Et pour peu que ce jugement ne contredit aucune règle formelle du Coran et de la Sunna, il est, selon la morale musulmane, contraignant pour ceux au sujet de qui il a été rendu : ceux-ci doivent suivre ce jugement.

Ainsi, à propos du partage du legs, il est certains points qui font l'objet d'avis divergents entre les mujtahidûn, depuis l'époque des Compagnons. Si maintenant des héritiers ont un litige quant au partage du legs de leur défunt parent, qu'ils portent alors leur litige devant le qâdhî (qui est forcément aussi 'âlim) et que ce qâdhî rend le jugement en suivant un des avis fondés et existant entre les mujtahidûn sur le sujet, aucun de ces héritiers – fût-il lui aussi 'âlim – ne peut dire : "Je ne vais pas suivre ce jugement, car le juge l'a rendu en référence à un avis différent de celui que moi j'estime plus pertinent – ou différent de celui du madh'hab que moi je suis –" (cf.
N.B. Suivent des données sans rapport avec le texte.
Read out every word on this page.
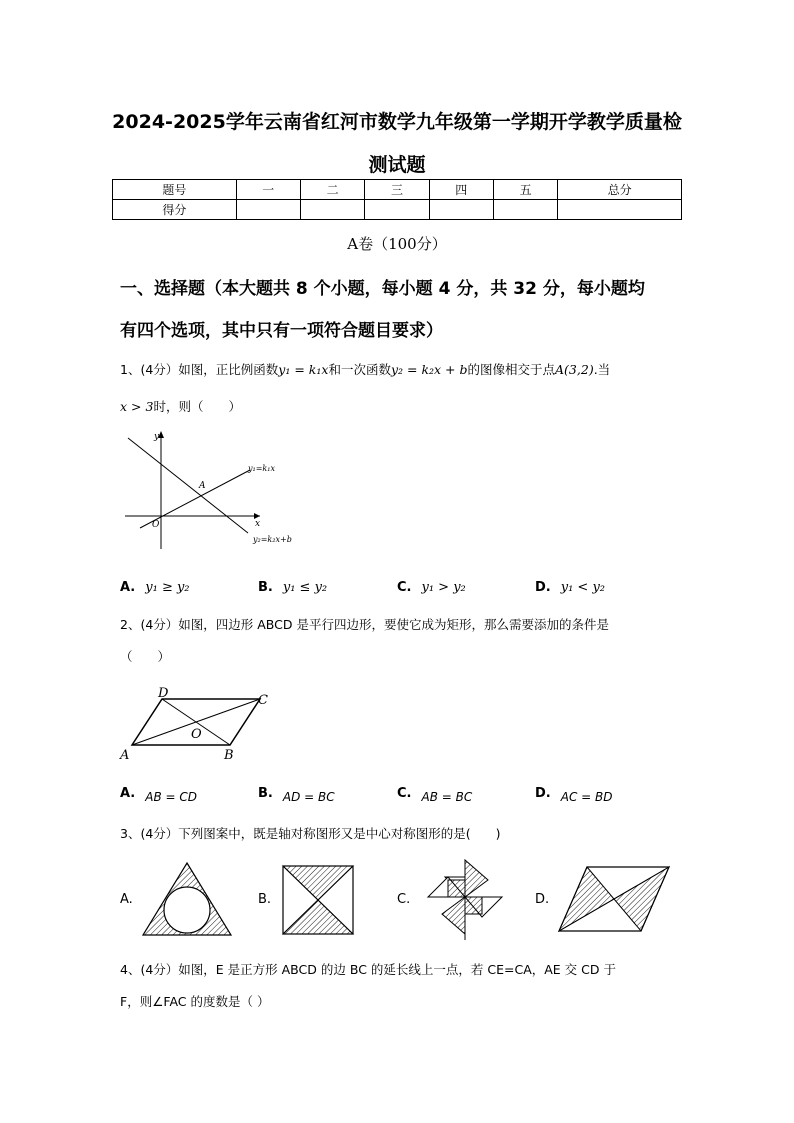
2024-2025学年云南省红河市数学九年级第一学期开学教学质量检
测试题
题号	一	二	三	四	五	总分
得分						
A卷（100分）
一、选择题（本大题共 8 个小题，每小题 4 分，共 32 分，每小题均
有四个选项，其中只有一项符合题目要求）
1、(4分）如图，正比例函数y₁ = k₁x和一次函数y₂ = k₂x + b的图像相交于点A(3,2).当
x > 3时，则（　　）
y
x
O
A
y₁=k₁x
y₂=k₂x+b
A. y₁ ≥ y₂	B. y₁ ≤ y₂	C. y₁ > y₂	D. y₁ < y₂
2、(4分）如图，四边形 ABCD 是平行四边形，要使它成为矩形，那么需要添加的条件是
（　　）
A	B
C
D
O
A. AB = CD	B. AD = BC	C. AB = BC	D. AC = BD
3、(4分）下列图案中，既是轴对称图形又是中心对称图形的是(　　)
A.	B.	C.	D.
4、(4分）如图，E 是正方形 ABCD 的边 BC 的延长线上一点，若 CE=CA，AE 交 CD 于
F，则∠FAC 的度数是（ ）
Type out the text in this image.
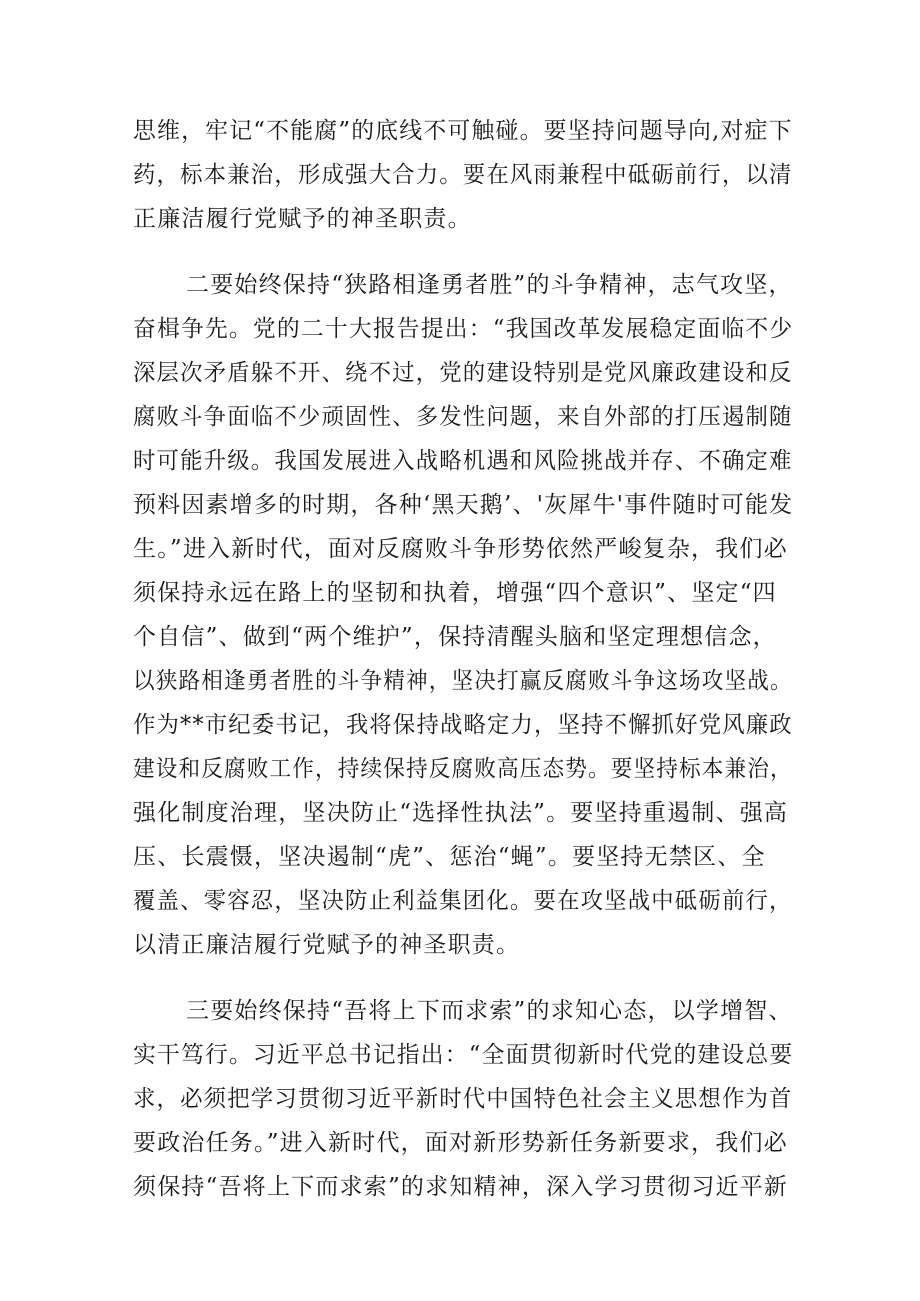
思维，牢记“不能腐”的底线不可触碰。要坚持问题导向,对症下
药，标本兼治，形成强大合力。要在风雨兼程中砥砺前行，以清
正廉洁履行党赋予的神圣职责。
二要始终保持“狭路相逢勇者胜”的斗争精神，志气攻坚，
奋楫争先。党的二十大报告提出：“我国改革发展稳定面临不少
深层次矛盾躲不开、绕不过，党的建设特别是党风廉政建设和反
腐败斗争面临不少顽固性、多发性问题，来自外部的打压遏制随
时可能升级。我国发展进入战略机遇和风险挑战并存、不确定难
预料因素增多的时期，各种‘黑天鹅’、'灰犀牛'事件随时可能发
生。”进入新时代，面对反腐败斗争形势依然严峻复杂，我们必
须保持永远在路上的坚韧和执着，增强“四个意识”、坚定“四
个自信”、做到“两个维护”，保持清醒头脑和坚定理想信念，
以狭路相逢勇者胜的斗争精神，坚决打赢反腐败斗争这场攻坚战。
作为**市纪委书记，我将保持战略定力，坚持不懈抓好党风廉政
建设和反腐败工作，持续保持反腐败高压态势。要坚持标本兼治，
强化制度治理，坚决防止“选择性执法”。要坚持重遏制、强高
压、长震慑，坚决遏制“虎”、惩治“蝇”。要坚持无禁区、全
覆盖、零容忍，坚决防止利益集团化。要在攻坚战中砥砺前行，
以清正廉洁履行党赋予的神圣职责。
三要始终保持“吾将上下而求索”的求知心态，以学增智、
实干笃行。习近平总书记指出：“全面贯彻新时代党的建设总要
求，必须把学习贯彻习近平新时代中国特色社会主义思想作为首
要政治任务。”进入新时代，面对新形势新任务新要求，我们必
须保持“吾将上下而求索”的求知精神，深入学习贯彻习近平新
Majmû' ul-fatâwâ, Ibn Taymiyya, 35/360). Il ne peut pas dire cela, car le jugement du qâdhî est moralement contraignant pour ceux qui étaient de l'affaire, même lorsqu'il repose sur un avis différent de celui que le 'âlim-non-qâdhî partie dans l'affaire estime plus pertinent – pourvu que l'avis sur lequel le jugement repose soit lui aussi fondé (mabnî 'ala-jtihâdin sâ'ïgh).

Ce principe s'applique :
--- à l'unanimité : à ceux en défaveur de qui le jugement a été rendu (al-maqdhî 'alayh) ;
--- et d'après certains mujtahidûn seulement (et pas tous, notamment pas d'après Abû Yûssuf) : à ceux en faveur de qui le jugement a été rendu (al-maqdhî lahû).
Voir le propos de Al-Kâssânî dans Badâ'i' us-sanâ'ï' (cité en note de bas de page sur Al-Ihkâm fî tamyîz il-fatâwâ 'an il-ahkâm, pp. 261-264).
Voir aussi ce que Ibn Hajar relate de Ibn ul-Mundhir dans Fat'h ul-bârî (tome 13 p. 219).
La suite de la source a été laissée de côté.